The ISE is a federal program office that the George W. Bush administration established in 2006 to improve the sharing of terrorism-related information among agencies. Congress had required establishing an office with that mission as part of an intelligence reform law enacted in 2004.

Howell's work at OMB will also help on a broader scale. OMB gives its employees a different perspective than any other agency, said Glenn Schlarman, a former chief of the information policy and technology branch at OMB.

“What I can say is anyone at OMB sees the government in a very broad and strategic way — a view one simply doesn’t get at any other agency,” he said.

OMB employees also seemingly sit above the fray and don’t develop a bias toward a particular agency, he said. It’s a good quality for a worker who has to see the government broadly and without bias.

“I would say OMB is the perfect training ground for succeeding with the sharing environment,” Schlarman said.

The intelligence reform law requires the president to appoint a program manager, with governmentwide authority to manage the ISE and help develop standards and practices for the environment.

In 2006, Bush created the program’s office as part of the Office of the Director of National Intelligence. Under the Obama administration, it has remained organizationally in the ODNI. However, there had been an ongoing debate about whether the office should be relocated to the White House.

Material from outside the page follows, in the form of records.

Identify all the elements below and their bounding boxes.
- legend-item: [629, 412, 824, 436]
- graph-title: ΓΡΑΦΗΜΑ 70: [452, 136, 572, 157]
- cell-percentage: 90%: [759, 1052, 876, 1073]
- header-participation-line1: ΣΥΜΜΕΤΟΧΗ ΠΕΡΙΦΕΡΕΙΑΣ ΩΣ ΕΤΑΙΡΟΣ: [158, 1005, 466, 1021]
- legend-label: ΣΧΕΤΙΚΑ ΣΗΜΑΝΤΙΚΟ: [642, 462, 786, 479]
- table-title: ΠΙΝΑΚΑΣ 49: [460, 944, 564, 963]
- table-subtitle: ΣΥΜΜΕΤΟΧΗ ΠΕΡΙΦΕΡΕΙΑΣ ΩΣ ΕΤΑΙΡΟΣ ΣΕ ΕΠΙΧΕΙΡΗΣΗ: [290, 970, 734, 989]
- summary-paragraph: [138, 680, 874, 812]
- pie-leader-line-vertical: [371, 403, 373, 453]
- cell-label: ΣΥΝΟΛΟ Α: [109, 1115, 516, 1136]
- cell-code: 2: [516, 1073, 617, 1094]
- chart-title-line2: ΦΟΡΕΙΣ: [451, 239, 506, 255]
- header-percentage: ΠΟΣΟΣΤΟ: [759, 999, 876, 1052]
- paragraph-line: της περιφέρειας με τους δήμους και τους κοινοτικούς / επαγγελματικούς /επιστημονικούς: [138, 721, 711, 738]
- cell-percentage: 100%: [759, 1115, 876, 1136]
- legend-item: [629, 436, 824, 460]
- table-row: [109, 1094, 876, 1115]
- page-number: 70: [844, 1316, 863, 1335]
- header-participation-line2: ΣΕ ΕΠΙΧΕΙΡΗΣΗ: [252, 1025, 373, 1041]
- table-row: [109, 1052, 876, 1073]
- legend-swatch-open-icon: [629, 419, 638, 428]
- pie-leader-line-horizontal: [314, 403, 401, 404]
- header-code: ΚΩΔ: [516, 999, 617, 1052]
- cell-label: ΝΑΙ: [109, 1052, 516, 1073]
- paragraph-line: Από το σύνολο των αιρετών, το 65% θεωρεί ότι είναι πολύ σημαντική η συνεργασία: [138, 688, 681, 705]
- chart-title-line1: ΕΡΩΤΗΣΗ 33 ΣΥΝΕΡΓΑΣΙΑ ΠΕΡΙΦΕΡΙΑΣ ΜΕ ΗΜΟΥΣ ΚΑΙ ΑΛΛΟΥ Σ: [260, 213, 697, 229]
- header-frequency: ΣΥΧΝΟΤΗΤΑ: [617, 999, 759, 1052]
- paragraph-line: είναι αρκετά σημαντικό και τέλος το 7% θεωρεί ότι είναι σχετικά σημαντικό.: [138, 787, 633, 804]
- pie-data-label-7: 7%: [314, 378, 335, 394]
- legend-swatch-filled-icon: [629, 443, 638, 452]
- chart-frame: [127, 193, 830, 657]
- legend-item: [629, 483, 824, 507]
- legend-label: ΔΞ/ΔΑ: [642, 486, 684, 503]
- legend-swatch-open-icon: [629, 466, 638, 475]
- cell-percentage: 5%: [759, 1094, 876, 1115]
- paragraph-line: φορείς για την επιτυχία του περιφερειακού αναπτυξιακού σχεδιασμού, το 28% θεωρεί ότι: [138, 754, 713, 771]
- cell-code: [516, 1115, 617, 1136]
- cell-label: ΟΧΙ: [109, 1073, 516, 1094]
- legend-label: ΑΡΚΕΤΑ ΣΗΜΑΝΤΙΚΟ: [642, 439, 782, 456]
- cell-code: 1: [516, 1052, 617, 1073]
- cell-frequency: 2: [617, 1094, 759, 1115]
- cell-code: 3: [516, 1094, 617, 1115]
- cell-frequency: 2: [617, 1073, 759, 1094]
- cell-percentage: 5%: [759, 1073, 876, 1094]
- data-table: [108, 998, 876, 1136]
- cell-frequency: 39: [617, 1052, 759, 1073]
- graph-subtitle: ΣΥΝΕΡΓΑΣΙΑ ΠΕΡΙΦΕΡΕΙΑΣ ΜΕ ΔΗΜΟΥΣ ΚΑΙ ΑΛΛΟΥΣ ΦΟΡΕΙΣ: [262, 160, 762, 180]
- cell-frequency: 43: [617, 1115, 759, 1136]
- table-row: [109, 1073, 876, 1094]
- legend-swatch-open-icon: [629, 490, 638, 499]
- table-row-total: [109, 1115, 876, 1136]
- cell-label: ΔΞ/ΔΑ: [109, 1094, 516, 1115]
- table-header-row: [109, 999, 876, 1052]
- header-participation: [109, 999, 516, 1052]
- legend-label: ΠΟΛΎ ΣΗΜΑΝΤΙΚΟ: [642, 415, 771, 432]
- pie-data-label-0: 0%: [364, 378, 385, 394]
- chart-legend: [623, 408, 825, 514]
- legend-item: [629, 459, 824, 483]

Nevertheless, to better assist in and oversee ISE’s work, the program manager’s office must have staff with experience in counterterrorism, information sharing, technology, and policy at all levels of government, according to the program’s 2010 annual report to Congress, which was released in July.

The program manager is a former fellow OMB worker, Kshemendra Paul. He was chief architect at OMB before moving to ISE earlier this year.

Today, Vivek Kundra, federal CIO, thanked Howell for his work at OMB.